Civil war

Oh say, can you see?

Stars and stripes everywhere, of course, and white pillars, like those identifying the big white house that is impossible to approach, even to reach the stipulated distance.

Monuments, memorials. Grand Lincoln on his marble throne taking me back to grade school where I had to memorize the Gettysburg Address. The sound of the words returns to me as I stand reading the text here, and the next day at the stunning Library of Congress, the Jefferson Building, where Lincoln's neat handwriting is on display, behind glass.
Heading south, this is a good start. "Now we are engaged in a great civil war." It is a war identified by many names. Most commonly known as the civil war, the further south I get, it is called the War between the States (Fort Macon), or the war of Northern Aggression (Savannah). Here in the capital of the nation, however, the emphasis is on the triumph of having kept the states under one flag, and what a splendid capital it is. The looming neo-classical buildings, the hum of argument that must be going on inside the hotels, and the office buildings as people try to persuade one other to cooperate or resist. Still a kind of civil war. In the news I hear about a broken congress, or broken government, but outside everything is beautiful; bright sunny days, brisk autumn winds, wonderful fall colours, red and gold being the coin of the season. With my personal guide to steer me to the best places, including the brilliant café at the Museum of the American Indian, which offers such native foods as alligator and blue corn bread, I pass through Washington without having been touched much. Only security everywhere and the bollards that go up, preventing access to any kind of close up view of the White House, only those things rouse the anger I used to feel at policies that seemed a joke in this so-called land of liberty.

I left the country to protest all that transpired during the Vietnam War and the inspired design of the memorial to that war amazes me for how it evokes the darkness of that time. We walk along the path beside the black marble bearing the names of all those poor soldiers sacrificed for something abstract and absurd as the domino theory and are literally overwhelmed by its shadow, even my tall friend Jimmy.

On my last morning I try once again to glimpse the White House, and it is a perfect day to walk the length of Pennsylvania Avenue, but no luck.

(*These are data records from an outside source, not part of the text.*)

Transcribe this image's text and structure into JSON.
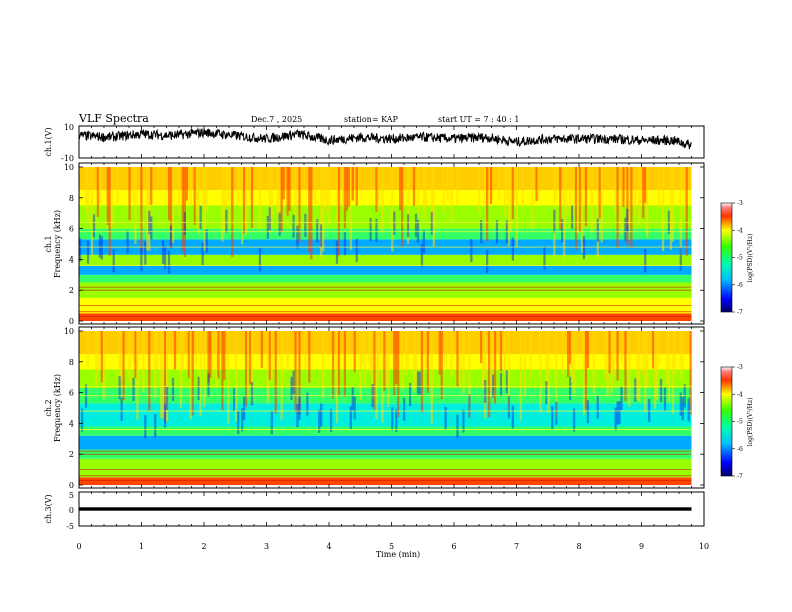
{
  "header": {
    "title": "VLF Spectra",
    "date": "Dec.7 , 2025",
    "station": "station= KAP",
    "start": "start  UT =   7 : 40 : 1"
  },
  "chart_data": [
    {
      "type": "line",
      "name": "ch1-waveform",
      "ylabel": "ch.1(V)",
      "ylim": [
        -10,
        10
      ],
      "yticks": [
        "10",
        "-10"
      ],
      "xlim": [
        0,
        10
      ],
      "envelope_x_min": [
        0,
        0.5,
        1,
        1.5,
        2,
        2.5,
        3,
        3.5,
        4,
        4.5,
        5,
        5.5,
        6,
        6.5,
        7,
        7.5,
        8,
        8.5,
        9,
        9.5,
        9.8
      ],
      "envelope_y_center": [
        4,
        3,
        5,
        4,
        6,
        4,
        2,
        5,
        1,
        3,
        2,
        3,
        2,
        3,
        0,
        2,
        2,
        2,
        1,
        1,
        -2
      ]
    },
    {
      "type": "heatmap",
      "name": "ch1-spectrogram",
      "ylabel": "ch.1\nFrequency  (kHz)",
      "ylim": [
        0,
        10
      ],
      "yticks": [
        "0",
        "2",
        "4",
        "6",
        "8",
        "10"
      ],
      "xlim": [
        0,
        10
      ],
      "data_x_max": 9.8,
      "colorbar": {
        "label": "log(PSD)(V²/Hz)",
        "range": [
          -7,
          -3
        ],
        "ticks": [
          "-3",
          "-4",
          "-5",
          "-6",
          "-7"
        ]
      },
      "bands": [
        {
          "f0": 0,
          "f1": 0.5,
          "level": 4.0
        },
        {
          "f0": 0.5,
          "f1": 1.5,
          "level": 2.8
        },
        {
          "f0": 1.5,
          "f1": 2.5,
          "level": 2.5
        },
        {
          "f0": 2.5,
          "f1": 3.0,
          "level": 2.2
        },
        {
          "f0": 3.0,
          "f1": 3.6,
          "level": 1.2
        },
        {
          "f0": 3.6,
          "f1": 4.3,
          "level": 2.3
        },
        {
          "f0": 4.3,
          "f1": 5.3,
          "level": 1.0
        },
        {
          "f0": 5.3,
          "f1": 6.0,
          "level": 1.9
        },
        {
          "f0": 6.0,
          "f1": 6.5,
          "level": 2.4
        },
        {
          "f0": 6.5,
          "f1": 7.5,
          "level": 2.7
        },
        {
          "f0": 7.5,
          "f1": 8.5,
          "level": 3.0
        },
        {
          "f0": 8.5,
          "f1": 10,
          "level": 3.4
        }
      ]
    },
    {
      "type": "heatmap",
      "name": "ch2-spectrogram",
      "ylabel": "ch.2\nFrequency  (kHz)",
      "ylim": [
        0,
        10
      ],
      "yticks": [
        "0",
        "2",
        "4",
        "6",
        "8",
        "10"
      ],
      "xlim": [
        0,
        10
      ],
      "data_x_max": 9.8,
      "colorbar": {
        "label": "log(PSD)(V²/Hz)",
        "range": [
          -7,
          -3
        ],
        "ticks": [
          "-3",
          "-4",
          "-5",
          "-6",
          "-7"
        ]
      },
      "bands": [
        {
          "f0": 0,
          "f1": 0.5,
          "level": 3.9
        },
        {
          "f0": 0.5,
          "f1": 1.7,
          "level": 2.6
        },
        {
          "f0": 1.7,
          "f1": 2.3,
          "level": 1.8
        },
        {
          "f0": 2.3,
          "f1": 3.2,
          "level": 1.2
        },
        {
          "f0": 3.2,
          "f1": 3.8,
          "level": 2.0
        },
        {
          "f0": 3.8,
          "f1": 5.3,
          "level": 1.4
        },
        {
          "f0": 5.3,
          "f1": 6.3,
          "level": 2.0
        },
        {
          "f0": 6.3,
          "f1": 7.5,
          "level": 2.6
        },
        {
          "f0": 7.5,
          "f1": 8.5,
          "level": 3.0
        },
        {
          "f0": 8.5,
          "f1": 10,
          "level": 3.4
        }
      ]
    },
    {
      "type": "line",
      "name": "ch3-waveform",
      "ylabel": "ch.3(V)",
      "ylim": [
        -5,
        5
      ],
      "yticks": [
        "5",
        "0",
        "-5"
      ],
      "xlim": [
        0,
        10
      ],
      "band_center": 0,
      "band_half_width": 0.5
    }
  ],
  "xaxis": {
    "label": "Time  (min)",
    "ticks": [
      "0",
      "1",
      "2",
      "3",
      "4",
      "5",
      "6",
      "7",
      "8",
      "9",
      "10"
    ]
  }
}
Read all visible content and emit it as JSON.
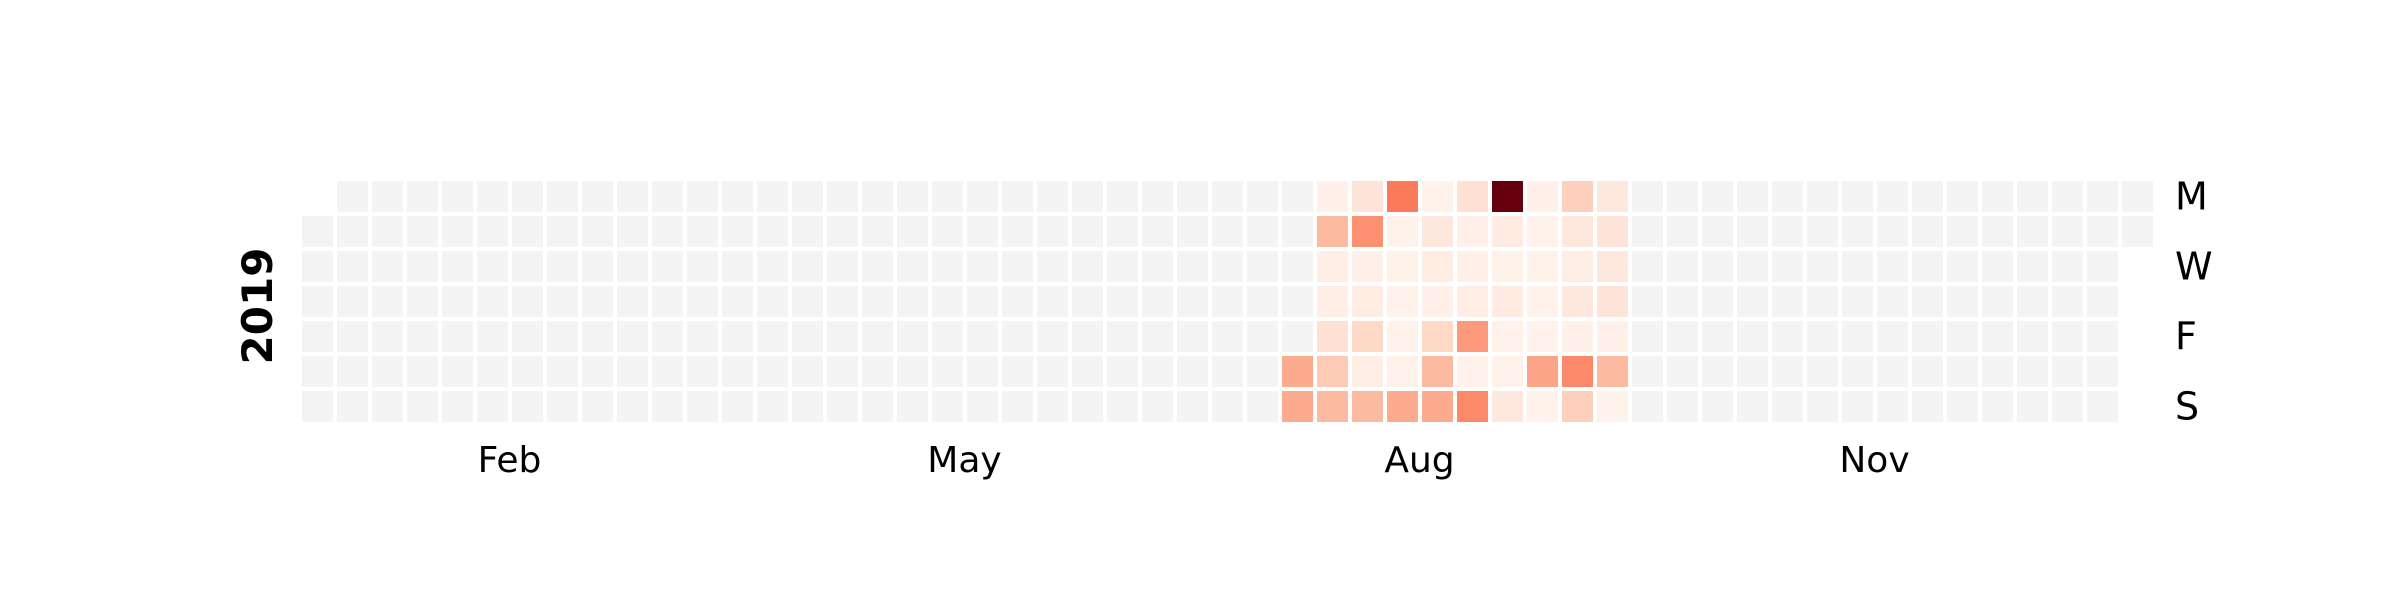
{
  "chart_data": {
    "type": "heatmap",
    "year": "2019",
    "month_ticks": [
      "Feb",
      "May",
      "Aug",
      "Nov"
    ],
    "day_labels": [
      "M",
      "W",
      "F",
      "S"
    ],
    "empty_color": "#f4f4f4",
    "colormap": [
      "#fff5f0",
      "#fee0d2",
      "#fcbba1",
      "#fc9272",
      "#fb6a4a",
      "#ef3b2c",
      "#cb181d",
      "#a50f15",
      "#67000d"
    ],
    "value_range": [
      0,
      1
    ],
    "values_by_week": {
      "28": [
        null,
        null,
        null,
        null,
        null,
        0.3,
        0.3
      ],
      "29": [
        0.03,
        0.25,
        0.04,
        0.04,
        0.12,
        0.2,
        0.25
      ],
      "30": [
        0.1,
        0.38,
        0.03,
        0.05,
        0.15,
        0.04,
        0.25
      ],
      "31": [
        0.45,
        0.02,
        0.02,
        0.02,
        0.02,
        0.02,
        0.3
      ],
      "32": [
        0.02,
        0.08,
        0.05,
        0.03,
        0.15,
        0.25,
        0.3
      ],
      "33": [
        0.12,
        0.03,
        0.03,
        0.04,
        0.35,
        0.02,
        0.4
      ],
      "34": [
        1.0,
        0.06,
        0.02,
        0.06,
        0.02,
        0.02,
        0.08
      ],
      "35": [
        0.03,
        0.02,
        0.02,
        0.02,
        0.02,
        0.32,
        0.02
      ],
      "36": [
        0.18,
        0.08,
        0.04,
        0.08,
        0.03,
        0.4,
        0.18
      ],
      "37": [
        0.08,
        0.1,
        0.08,
        0.1,
        0.03,
        0.25,
        0.02
      ]
    }
  }
}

I am stopped a block away, and so head back to Union Station, but by a side street that takes me to Ford's Theatre and the house where Lincoln died. Relics of history everywhere, and of conflicts that have morphed into different forms. Beneath its gleaming white beauty, the bones of Washington rattle.

Confederates, faceless men, draft dodgers...old wars reconsidered

Reading a paper book, and  an ebook, both concerned with the lingering effect of old armed conflicts. Civil wars, if wars can ever be considered civil. Confederates in the Attic is the ebook, and I am reading it in preparation for my southern odyssey in November.  I finished the first few chapters on the train from Toronto back to Quebec City, between glances out the window at sumacs dripping scarlet alongside the tracks, and white birch trunks composing a warp behind the turning maples.
Tony Horwitz writes about his boyhood obsession with the the war between the states, as it was called, his experience as a hardcore reenactor of life as a confederate soldier, and the southern loyalists he met in Salisbury, North Carolina. As the Via train rolled east, after a switch at the Montreal train station, (where I picked up a felafel sandwich from my favorite Libainaise food kiosk) I learned of the commitments people make to keep memories alive. There is even a group called Children of the Confederacy. Horwitz examines the South through a lens ground to a single focus. My aim is to get a general first  impression. Instead of following the trail bloodied by combatants in the 1860's, a subject that never really compelled me, except when I was in school and I had to memorize the Gettysburg Address, I plan to make my first trip to the southern U.S. a bit of a literary pilgrimage. I want to visit Asheville and think of the wordy romanticism of Thomas Wolfe; You Can't Go Home Again waits on my ereader too.

But here, chez moi, it is a novel en français, L'ombre du vent, or The Shadow of the Wind, that absorbs me. Even though I am not yet, nor may ever be, fluent in French, I can read well enough to savour the language, the style of Zafon, the compelling voice of his narrator, who, as a child, is taken by his father to a cemetery for forgotten books. That sequence begins a story haunted both by a man with a face burned so that he has no features, and, more intrinsically, by the Spanish civil war. But a cemetery for forgotten books! How wonderful! All we authors must wish for a kind of Graveyard day (I remember the Bobby Ann Mason story), when people would come visit our neglected books

That has happened to some extent recently with my novel, Centre/Center (Talon, 1992) which, coincidentally, also concerns war, the Vietnam war in this case, and consequent migration to Canada of draft dodgers and war protestors. A few messages from readers who discovered the book (in the kind of cemetery that now exists on-line), and a book club discussion have convinced me that the divisions created by that war also still exist, here in Canada and in the United States. It was a different kind of civil, rather, uncivil war.